Ce son-là se travaille aussi avec une certaine couleur et une certaine patte. Il va se travailler aussi avec un certain matériel, mais c'est surtout lié à ce qu'on a mentalement en tête. C'est lié à notre éducation. Si on écoute beaucoup Charlie Parker, Cannonball, Lee Konitz ou Paul Desmond, toutes ces couleurs de sons très différentes vont faire notre éducation et on va essayer d'en faire une synthèse. Cette étape, je l'appelle le copiage et l'éducation. Quand on est enfant, pour apprendre à parler, on écoute nos parents. J'estime que, étant jeune musicien, on écoute les grands avant de pouvoir trouver sa propre voix. Et ça, c'est essentiel pour trouver sa propre voix, à moins qu'on soit un génie comme certains qui n'ont pas eu besoin de passer par cette étape, il y en a.
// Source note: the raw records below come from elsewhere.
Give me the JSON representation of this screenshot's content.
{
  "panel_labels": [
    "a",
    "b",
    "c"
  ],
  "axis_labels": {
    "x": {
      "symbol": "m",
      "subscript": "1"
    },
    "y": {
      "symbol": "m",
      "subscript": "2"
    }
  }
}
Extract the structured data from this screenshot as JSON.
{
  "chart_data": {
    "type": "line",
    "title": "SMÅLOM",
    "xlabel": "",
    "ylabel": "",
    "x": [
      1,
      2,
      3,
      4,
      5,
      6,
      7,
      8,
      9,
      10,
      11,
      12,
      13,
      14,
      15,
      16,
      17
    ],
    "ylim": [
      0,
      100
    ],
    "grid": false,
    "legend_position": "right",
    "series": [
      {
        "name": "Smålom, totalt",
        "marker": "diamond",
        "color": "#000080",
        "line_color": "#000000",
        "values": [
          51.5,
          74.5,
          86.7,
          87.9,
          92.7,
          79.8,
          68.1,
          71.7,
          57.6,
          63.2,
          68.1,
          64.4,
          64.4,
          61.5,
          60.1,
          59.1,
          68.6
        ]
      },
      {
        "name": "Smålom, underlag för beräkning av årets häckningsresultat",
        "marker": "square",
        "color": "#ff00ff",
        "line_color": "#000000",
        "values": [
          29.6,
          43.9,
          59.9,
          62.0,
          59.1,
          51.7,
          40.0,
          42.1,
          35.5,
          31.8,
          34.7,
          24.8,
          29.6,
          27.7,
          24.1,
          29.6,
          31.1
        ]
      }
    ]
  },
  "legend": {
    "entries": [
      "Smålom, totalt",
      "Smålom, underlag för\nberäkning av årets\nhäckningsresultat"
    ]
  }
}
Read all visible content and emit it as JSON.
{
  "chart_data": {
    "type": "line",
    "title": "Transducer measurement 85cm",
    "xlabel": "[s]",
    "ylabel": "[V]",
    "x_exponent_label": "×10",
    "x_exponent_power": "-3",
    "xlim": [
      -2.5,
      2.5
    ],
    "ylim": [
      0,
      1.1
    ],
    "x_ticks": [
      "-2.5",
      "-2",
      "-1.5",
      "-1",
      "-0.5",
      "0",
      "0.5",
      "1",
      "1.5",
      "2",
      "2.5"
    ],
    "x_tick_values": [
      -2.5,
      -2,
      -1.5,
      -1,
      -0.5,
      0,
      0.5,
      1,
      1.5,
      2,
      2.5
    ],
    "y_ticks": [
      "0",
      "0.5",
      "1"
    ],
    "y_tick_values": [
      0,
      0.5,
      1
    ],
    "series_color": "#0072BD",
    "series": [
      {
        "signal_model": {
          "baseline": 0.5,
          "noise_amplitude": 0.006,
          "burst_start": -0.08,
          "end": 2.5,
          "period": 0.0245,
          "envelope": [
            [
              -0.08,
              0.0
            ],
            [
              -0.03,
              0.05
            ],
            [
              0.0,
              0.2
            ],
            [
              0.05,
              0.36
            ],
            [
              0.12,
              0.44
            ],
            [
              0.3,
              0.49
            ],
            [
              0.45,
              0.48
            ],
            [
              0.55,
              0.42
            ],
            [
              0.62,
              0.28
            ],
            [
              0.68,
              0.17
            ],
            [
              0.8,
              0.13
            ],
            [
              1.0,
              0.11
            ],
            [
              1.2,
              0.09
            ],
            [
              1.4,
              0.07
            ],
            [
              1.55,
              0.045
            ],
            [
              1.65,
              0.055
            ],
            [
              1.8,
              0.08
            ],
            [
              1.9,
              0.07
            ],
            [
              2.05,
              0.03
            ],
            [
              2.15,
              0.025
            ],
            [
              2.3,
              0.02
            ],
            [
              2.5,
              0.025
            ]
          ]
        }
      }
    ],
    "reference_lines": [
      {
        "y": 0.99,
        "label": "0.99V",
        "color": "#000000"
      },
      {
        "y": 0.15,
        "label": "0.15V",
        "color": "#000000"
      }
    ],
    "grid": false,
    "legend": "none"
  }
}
Moi je pense que j'ai dû passer par cette étape, et après, on arrive à en faire une certaine synthèse pour réussir à trouver sa propre patte. Enregistrements après enregistrement, on arrive à faire ses choix et avoir aussi sa propre couleur, ses propres dynamiques.

 

Un son universel

L'autre chose, pour finaliser sur cette idée du son personnel, c'est que je veux un son qui soit universel. C'est très difficile à obtenir. C'est à dire que je veux pouvoir jouer tous les styles de musique qui sont offerts à moi, et avec des musiciens que j'ai la chance de rencontrer, que ce soit de la musique des Balkans, de Madagascar, du Brésil, du Mexique, que ça soit plusieurs projets en jazz, que ça soit du big band, ou du trio, que ça soit du soprano ou de l'alto. Je vais penser la même chose quand je vais jouer de la flûte ou de la valiha malgache. Ça va être toujours la même chose.

Et d'ailleurs, même quand je travaille à la maison, même quand je travaille des gammes ou des choses qui peuvent être rébarbatives, je vais toujours me focaliser sur cette chose essentielle qu'est le son et toujours essayer d'avoir un son qui puisse s'adapter à tous les registres et toutes les situations possibles.